Channel 5 has been condemned by television regulators for a programme in which a motorbike crash victim discovered, wrongly, that he would never walk again.

Channel 5 has been condemned by television regulators for a programme in which a motorbike crash victim discovered, wrongly, that he would never walk again.

The injured man, who has not been named, was still in hospital recovering from a broken neck when he heard the damning prognosis in a commentary accompanying a documentary called Crash. He and his family had been told nothing by the doctors or physiotherapists and they were very distressed by the statement that he "would never walk or ride again".

The information had been checked with neither the hospital nor the victim, but came from an investigating police officer, the Independent Television Commission was told. Yet, while the motorcyclist needed more than six months in hospital before he was released, the prognosis was, in fact, wrong. He can now walk with the aid of sticks.
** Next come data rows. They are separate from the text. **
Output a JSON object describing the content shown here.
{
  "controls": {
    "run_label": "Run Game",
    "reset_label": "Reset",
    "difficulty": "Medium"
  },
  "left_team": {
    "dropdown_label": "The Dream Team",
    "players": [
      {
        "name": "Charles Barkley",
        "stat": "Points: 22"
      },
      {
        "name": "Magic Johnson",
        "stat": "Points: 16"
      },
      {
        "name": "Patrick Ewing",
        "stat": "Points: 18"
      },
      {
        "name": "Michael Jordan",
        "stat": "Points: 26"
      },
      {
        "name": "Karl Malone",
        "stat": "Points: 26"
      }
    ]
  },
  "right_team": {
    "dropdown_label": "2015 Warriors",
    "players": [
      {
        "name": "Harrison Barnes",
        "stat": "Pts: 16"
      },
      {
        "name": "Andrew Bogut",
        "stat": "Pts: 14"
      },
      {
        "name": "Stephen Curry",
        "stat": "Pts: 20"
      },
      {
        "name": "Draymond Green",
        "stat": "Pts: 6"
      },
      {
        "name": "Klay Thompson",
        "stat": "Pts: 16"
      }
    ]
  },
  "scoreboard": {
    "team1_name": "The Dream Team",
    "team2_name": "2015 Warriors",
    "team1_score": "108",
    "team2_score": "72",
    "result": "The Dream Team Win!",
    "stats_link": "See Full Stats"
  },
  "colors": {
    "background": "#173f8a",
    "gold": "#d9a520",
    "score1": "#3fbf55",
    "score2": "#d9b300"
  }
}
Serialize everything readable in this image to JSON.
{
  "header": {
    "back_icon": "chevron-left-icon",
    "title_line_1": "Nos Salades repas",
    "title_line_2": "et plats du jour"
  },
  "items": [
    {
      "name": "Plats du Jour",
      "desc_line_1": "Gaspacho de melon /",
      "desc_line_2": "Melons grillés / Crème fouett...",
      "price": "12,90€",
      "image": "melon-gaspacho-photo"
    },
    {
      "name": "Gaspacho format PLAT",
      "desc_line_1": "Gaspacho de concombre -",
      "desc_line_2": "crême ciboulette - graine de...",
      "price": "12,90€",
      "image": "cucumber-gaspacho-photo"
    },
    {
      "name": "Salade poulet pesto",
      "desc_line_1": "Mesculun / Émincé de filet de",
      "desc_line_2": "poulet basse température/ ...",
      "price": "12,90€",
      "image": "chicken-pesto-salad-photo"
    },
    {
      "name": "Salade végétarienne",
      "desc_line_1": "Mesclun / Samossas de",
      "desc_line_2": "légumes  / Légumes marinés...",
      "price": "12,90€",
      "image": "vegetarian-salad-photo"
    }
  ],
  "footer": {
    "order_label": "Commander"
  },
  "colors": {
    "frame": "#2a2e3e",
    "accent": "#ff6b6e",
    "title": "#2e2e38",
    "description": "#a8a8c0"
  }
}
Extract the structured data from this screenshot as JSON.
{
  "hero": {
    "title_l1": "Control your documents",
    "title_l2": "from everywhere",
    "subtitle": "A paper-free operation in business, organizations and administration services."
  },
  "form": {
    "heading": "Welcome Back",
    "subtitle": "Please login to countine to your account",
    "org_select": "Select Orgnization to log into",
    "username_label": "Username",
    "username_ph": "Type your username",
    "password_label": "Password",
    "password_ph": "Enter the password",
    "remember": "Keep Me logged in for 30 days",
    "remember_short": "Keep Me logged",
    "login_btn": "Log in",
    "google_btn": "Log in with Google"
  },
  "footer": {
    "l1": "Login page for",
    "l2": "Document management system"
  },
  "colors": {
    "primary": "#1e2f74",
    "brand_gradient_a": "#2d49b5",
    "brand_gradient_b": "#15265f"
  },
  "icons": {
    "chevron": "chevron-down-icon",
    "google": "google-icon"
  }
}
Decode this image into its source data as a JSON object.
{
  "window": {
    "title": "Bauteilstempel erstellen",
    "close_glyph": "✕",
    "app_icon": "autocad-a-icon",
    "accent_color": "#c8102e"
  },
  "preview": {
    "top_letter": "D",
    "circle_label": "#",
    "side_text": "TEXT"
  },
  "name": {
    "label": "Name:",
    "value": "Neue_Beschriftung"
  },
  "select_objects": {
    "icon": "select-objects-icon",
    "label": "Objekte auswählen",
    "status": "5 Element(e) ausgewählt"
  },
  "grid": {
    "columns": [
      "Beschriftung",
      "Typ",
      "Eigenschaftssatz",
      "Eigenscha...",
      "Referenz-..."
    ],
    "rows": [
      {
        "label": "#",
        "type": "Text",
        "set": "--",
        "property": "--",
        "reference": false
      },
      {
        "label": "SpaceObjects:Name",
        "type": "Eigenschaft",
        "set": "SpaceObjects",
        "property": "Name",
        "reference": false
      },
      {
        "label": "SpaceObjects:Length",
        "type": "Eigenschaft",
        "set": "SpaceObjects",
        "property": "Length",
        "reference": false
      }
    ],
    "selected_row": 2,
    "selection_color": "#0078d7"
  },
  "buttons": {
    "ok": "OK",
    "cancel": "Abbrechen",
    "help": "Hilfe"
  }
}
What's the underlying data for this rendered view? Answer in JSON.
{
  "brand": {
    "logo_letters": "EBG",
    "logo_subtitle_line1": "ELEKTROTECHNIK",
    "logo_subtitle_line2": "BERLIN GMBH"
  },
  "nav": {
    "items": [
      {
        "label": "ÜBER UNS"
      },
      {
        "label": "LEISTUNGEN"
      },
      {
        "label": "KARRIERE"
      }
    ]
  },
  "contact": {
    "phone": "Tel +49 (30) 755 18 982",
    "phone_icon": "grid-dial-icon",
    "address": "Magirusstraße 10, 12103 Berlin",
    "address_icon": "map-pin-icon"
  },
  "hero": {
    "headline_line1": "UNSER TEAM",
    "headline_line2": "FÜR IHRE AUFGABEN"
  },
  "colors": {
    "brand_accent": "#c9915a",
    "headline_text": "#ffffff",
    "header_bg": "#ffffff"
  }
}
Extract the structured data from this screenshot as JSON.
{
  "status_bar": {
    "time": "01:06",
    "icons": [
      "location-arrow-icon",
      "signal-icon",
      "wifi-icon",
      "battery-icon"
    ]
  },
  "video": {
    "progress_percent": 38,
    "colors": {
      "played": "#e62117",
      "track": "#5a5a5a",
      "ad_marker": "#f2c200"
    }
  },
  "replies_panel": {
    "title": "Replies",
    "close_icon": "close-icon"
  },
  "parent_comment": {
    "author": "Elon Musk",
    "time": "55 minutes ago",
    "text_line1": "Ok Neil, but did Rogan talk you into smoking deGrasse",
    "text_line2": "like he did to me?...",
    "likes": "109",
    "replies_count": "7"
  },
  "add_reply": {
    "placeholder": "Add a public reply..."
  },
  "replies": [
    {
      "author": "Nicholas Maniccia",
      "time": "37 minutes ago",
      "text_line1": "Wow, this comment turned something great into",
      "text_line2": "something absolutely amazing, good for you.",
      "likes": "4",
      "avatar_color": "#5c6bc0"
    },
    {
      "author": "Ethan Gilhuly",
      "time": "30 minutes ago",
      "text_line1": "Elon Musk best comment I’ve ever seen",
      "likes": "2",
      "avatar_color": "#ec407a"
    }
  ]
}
In an adjudication published today, the commission upholds a complaint from the victim that the programme was in breach of codes designed to respect privacy at times of distress and a general requirement of a "respect for truth".

It said: "The ITC found it unacceptable that such sensitive information about a hospitalised patient's prognosis should have been broadcast without it first being ascertained that the individual concerned was aware of it."

The programme makers should have checked with the hospital or the injured man and the information should not have been included if confirmation was not forthcoming. The fact that it was wrong did not make things better but was equally serious, the report concluded.

The man was not identified by name or in pictures in the programme, part of a series about the North Yorkshire Police serious accident team, but he was able to recognise his crash when it was broadcast in November last year.

Channel 5 argued that the man's privacy had not been infringed because he had not been identified. The commission also noted that the channel had tried to alert the man to the broadcast. But a letter to him did not arrive until two days after the broadcast because the police had provided a wrong address.